(65 ILCS 5/8-1-13) (from Ch. 24, par. 8-1-13)
Sec. 8-1-13.
Every municipality holding in its treasury funds which are set
aside for use for particular purposes, but which are not immediately
necessary for those purposes, by ordinance, may use those funds, or any of
them, in the purchase of tax anticipation warrants issued by the
municipality possessing the funds against taxes levied by that
municipality. These warrants shall bear interest not to exceed
the maximum rate authorized by the Bond Authorization Act, as amended at
the time of the making of the contract. All interest upon these warrants,
and all money paid in redemption of these warrants or received from the
resale thereof, shall at once be credited to and placed in the particular
fund used to purchase the specified warrants.

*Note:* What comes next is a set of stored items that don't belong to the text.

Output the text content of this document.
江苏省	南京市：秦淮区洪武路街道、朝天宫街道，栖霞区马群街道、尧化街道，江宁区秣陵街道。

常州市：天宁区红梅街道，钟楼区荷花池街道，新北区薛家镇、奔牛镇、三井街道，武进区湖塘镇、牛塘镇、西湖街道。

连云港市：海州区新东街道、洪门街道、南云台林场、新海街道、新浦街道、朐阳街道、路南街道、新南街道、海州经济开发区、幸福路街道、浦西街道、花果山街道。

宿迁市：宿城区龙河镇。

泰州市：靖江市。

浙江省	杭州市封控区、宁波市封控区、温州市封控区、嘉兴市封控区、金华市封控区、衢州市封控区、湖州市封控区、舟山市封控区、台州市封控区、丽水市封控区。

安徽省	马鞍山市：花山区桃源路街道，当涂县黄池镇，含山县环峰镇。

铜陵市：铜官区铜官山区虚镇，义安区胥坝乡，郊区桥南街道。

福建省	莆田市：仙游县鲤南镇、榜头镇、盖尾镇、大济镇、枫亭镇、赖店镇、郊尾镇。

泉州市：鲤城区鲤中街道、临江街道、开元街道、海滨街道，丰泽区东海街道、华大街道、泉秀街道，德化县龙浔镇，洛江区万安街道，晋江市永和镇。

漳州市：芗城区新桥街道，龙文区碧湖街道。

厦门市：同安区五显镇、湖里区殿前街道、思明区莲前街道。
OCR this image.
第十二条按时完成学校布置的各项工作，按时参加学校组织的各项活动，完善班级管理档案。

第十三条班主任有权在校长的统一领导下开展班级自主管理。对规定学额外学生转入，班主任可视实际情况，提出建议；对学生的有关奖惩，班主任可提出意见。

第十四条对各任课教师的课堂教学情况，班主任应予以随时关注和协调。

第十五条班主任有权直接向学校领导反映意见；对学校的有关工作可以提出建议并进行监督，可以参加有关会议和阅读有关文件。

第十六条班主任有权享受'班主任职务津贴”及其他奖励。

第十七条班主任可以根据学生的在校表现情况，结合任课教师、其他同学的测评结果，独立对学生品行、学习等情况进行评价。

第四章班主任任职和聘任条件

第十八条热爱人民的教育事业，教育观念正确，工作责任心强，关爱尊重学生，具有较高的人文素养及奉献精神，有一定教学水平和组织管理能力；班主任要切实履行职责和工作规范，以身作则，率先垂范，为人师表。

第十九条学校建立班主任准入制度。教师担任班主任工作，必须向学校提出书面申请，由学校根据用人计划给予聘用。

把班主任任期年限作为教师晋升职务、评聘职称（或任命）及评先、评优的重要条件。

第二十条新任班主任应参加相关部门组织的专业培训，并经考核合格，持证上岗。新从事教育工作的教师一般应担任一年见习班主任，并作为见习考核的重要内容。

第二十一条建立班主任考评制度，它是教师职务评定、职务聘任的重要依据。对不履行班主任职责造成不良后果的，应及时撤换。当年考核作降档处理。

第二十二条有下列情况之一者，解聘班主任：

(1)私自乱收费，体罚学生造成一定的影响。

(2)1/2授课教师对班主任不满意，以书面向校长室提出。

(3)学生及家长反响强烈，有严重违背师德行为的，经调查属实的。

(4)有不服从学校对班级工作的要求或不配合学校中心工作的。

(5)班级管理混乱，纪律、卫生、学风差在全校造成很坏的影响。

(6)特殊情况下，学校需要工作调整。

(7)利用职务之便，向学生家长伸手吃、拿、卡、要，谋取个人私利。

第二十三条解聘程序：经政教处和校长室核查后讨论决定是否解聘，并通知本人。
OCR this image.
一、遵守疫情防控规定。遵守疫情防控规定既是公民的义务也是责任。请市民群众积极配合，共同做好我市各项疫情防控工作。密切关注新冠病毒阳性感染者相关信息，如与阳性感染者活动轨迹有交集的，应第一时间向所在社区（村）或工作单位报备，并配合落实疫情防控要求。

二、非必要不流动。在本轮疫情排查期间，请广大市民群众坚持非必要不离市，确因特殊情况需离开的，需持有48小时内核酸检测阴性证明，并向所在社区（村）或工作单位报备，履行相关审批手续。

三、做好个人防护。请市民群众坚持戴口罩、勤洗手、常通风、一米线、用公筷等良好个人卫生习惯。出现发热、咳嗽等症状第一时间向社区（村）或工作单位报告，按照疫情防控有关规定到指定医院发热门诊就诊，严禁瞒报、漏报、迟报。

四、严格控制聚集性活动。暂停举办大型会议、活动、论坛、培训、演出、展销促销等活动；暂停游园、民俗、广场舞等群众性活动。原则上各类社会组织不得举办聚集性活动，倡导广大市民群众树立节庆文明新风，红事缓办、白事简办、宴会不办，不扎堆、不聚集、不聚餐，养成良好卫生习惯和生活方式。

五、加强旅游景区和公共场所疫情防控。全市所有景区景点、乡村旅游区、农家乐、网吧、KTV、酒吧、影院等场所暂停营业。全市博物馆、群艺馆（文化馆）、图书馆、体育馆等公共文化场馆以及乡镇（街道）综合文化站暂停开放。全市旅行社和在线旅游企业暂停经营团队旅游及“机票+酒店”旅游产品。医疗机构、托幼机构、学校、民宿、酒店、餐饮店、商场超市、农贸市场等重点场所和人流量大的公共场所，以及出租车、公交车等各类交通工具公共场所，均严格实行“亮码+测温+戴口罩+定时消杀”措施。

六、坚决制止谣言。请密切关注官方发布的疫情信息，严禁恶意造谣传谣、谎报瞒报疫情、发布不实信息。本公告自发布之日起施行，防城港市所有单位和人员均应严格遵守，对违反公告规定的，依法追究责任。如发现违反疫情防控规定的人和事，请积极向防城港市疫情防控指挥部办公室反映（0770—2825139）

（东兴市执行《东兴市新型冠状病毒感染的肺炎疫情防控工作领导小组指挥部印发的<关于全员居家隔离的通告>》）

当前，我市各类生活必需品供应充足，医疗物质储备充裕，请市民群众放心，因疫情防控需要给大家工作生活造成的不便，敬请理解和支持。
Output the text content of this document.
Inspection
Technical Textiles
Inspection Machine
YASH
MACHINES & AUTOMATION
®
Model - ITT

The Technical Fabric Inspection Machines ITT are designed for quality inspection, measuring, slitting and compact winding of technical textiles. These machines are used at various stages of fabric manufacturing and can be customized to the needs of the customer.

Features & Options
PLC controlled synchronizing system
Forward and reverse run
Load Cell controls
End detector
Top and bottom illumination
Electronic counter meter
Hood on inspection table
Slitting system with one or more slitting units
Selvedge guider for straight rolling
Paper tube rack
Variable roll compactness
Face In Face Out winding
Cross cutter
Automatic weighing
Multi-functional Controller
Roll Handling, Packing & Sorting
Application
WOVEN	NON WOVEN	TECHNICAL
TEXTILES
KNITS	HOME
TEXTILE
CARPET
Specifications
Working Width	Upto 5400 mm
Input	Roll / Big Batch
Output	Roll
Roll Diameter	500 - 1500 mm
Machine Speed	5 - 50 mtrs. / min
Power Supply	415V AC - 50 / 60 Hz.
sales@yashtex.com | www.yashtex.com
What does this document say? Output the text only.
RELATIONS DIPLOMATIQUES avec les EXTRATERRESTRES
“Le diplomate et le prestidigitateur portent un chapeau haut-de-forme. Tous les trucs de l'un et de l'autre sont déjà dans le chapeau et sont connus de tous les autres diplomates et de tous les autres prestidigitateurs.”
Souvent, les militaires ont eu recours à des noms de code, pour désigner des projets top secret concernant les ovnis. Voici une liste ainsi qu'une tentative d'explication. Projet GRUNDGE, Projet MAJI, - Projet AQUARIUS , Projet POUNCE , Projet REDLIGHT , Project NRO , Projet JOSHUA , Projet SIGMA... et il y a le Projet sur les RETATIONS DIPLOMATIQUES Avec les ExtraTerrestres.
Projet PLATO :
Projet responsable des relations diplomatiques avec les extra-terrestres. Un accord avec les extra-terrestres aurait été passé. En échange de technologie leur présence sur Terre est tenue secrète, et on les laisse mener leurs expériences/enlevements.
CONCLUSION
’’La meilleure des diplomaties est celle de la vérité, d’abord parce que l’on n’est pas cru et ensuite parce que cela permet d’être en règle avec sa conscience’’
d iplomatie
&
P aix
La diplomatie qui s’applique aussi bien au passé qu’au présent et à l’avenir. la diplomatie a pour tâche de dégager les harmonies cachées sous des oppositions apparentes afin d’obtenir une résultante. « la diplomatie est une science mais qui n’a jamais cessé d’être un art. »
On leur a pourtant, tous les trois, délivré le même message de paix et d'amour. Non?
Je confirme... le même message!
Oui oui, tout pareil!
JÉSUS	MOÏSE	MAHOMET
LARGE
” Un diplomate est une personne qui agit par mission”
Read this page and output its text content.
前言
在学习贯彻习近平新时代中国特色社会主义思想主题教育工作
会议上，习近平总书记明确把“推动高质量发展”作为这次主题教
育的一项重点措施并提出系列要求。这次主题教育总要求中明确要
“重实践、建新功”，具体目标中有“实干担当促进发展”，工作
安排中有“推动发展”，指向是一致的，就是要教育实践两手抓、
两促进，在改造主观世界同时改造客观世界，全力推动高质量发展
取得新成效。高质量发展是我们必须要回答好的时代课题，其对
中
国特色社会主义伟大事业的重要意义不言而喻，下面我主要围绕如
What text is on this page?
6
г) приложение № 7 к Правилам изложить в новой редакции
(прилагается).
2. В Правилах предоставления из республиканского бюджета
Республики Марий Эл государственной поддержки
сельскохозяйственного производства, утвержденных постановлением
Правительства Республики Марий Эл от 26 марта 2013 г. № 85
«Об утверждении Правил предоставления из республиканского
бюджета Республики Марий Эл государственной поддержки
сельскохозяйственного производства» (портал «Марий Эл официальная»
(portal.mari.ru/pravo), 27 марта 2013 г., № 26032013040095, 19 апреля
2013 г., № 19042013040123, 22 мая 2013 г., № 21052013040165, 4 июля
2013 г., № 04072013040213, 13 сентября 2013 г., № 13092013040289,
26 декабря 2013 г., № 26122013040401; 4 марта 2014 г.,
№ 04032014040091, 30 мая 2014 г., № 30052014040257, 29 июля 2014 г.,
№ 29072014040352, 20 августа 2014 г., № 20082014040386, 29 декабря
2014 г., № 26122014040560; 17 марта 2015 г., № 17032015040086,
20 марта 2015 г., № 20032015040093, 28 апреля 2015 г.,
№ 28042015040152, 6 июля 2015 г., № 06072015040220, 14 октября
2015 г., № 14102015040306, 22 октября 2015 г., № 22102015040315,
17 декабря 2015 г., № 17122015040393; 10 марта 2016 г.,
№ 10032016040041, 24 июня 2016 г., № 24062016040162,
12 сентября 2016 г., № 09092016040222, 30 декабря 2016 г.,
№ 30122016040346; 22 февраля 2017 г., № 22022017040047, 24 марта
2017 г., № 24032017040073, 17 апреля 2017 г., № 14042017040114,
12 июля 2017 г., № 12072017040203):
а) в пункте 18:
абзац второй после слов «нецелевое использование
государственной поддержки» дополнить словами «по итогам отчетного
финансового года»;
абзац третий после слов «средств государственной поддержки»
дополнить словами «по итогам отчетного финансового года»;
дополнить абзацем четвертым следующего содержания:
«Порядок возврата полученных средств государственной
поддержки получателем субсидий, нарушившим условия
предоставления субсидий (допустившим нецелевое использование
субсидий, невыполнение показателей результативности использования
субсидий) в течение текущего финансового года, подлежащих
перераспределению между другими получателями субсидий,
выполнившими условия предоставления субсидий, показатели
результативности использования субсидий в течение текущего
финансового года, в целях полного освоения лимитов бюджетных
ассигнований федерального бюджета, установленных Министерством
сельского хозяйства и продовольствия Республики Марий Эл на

However, a municipality so using any of its funds for the purchase of
such tax anticipation warrants shall not apply to the payment thereof while
so held by it any taxes against and in anticipation of which the warrants
were issued, unless and until all warrants and the interest thereon, issued
by that municipality against and in anticipation of the same taxes and sold
to other purchasers have been first paid or money sufficient for the
payment thereof has been deposited in the municipal treasury as a special
fund to be used solely for the purpose of paying to the other purchasers
the warrants and the interest thereon when presented. Nothing contained in
this section shall prevent the resale or reissue of any warrants as
provided in Section 8-1-14.
Likewise, every municipality by ordinance may use the money in those
funds in the purchase of bonds issued by the municipality, possessing the
funds and representing the obligation and pledging the credit of that
municipality, or bonds and other interest bearing obligations of the United
States or of the State of Illinois. All interest upon these bonds or
obligations and all money paid in redemption of these bonds or obligations
or realized from the sale thereof, if afterwards sold, shall at once be
credited to and placed in the particular fund used to purchase specified
bonds or obligations.
With respect to instruments for the payment of money issued under this
Section either before, on, or after the effective date of this amendatory
Act of 1989, it is and always has been the intention of the General
Assembly (i) that the Omnibus Bond Acts are and always have been supplementary
grants of power to issue instruments in accordance with the Omnibus Bond
Acts, regardless of any provision of this Act that may appear to be or to
have been more restrictive than those Acts, (ii) that the provisions of
this Section are not a limitation on the supplementary authority granted by
the Omnibus Bond Acts, and (iii) that instruments issued under this Section
within the supplementary authority granted by the Omnibus Bond Acts are not
invalid because of any provision of this Act that may appear to be or to
have been more restrictive than those Acts.